It’s been a long month. I feel as though I haven’t had the time or energy to sit at the computer at all. My email checking has turned into scanning for anything important and deleting the rest. I feel bad that I haven’t read the messages from my groups, but it can’t be helped. Here are just a few consequences of allowing life (aka, the job) to interfere with my routine:
1. I’ve gained five pounds. I haven’t been getting to the gym because when I’m not working, I’m either taking care of the family or falling into my bed. I still fit in my “skinny” jeans, but they most definitely are not comfortable right now. The good news is I went this morning. Hopefully I will remember how I feel right now and keep it up.
2. I lost my writing assignment. I know my next assignment is due June 11th, but I’ll be damned if I know where the previous assignment is, marked up and waiting for my revisions. I really need to find that!
3. I had to hit the “more posts” on most of my favorite blogs. This is another pastime that I’ve ignored. I have many blogs I’m addicted to and I feel like I’ve been missing out. Luckily, I had some kid-free time this morning and I caught up on a few.

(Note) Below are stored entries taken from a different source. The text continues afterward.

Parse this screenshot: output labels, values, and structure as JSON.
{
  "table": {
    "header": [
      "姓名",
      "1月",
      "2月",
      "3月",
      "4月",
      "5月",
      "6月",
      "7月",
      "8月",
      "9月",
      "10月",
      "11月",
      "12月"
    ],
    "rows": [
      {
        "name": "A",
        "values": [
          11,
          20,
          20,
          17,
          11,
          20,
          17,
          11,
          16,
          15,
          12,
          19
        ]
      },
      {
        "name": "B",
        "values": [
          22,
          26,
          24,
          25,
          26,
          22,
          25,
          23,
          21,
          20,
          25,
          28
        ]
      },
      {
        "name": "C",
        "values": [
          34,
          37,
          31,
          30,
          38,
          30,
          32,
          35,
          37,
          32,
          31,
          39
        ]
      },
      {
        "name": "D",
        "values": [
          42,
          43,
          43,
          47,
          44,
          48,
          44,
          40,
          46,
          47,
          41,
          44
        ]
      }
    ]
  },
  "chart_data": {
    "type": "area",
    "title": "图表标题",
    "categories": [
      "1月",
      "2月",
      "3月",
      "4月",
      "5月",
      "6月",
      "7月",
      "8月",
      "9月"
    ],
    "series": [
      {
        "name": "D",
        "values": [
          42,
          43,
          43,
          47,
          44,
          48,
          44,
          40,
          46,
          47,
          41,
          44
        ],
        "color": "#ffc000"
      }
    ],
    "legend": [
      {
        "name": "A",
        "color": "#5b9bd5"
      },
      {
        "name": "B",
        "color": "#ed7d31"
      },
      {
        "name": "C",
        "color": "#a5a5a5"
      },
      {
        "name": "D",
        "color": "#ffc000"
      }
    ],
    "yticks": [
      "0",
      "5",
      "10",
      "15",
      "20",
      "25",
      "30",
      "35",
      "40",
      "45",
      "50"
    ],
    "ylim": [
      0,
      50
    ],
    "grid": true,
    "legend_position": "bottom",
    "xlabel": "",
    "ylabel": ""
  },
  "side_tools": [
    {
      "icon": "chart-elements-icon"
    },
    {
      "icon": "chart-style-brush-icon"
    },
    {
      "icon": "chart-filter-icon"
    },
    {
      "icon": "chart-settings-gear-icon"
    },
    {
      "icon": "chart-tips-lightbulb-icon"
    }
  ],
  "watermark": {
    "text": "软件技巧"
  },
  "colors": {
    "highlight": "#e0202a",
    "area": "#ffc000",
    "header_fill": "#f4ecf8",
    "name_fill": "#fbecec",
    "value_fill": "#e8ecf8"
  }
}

These are just a few things that I’ve allowed to fall apart since accepting the manager’s position at my work. I feel much like I did after K was born, when I felt like I was letting Heather slip away and K’s mom and Rick’s wife were becoming my entire identity. I feel fortunate that I have been there before and realize the warning signs. It is much easier to reclaim my life after a month than it is after six months or a year!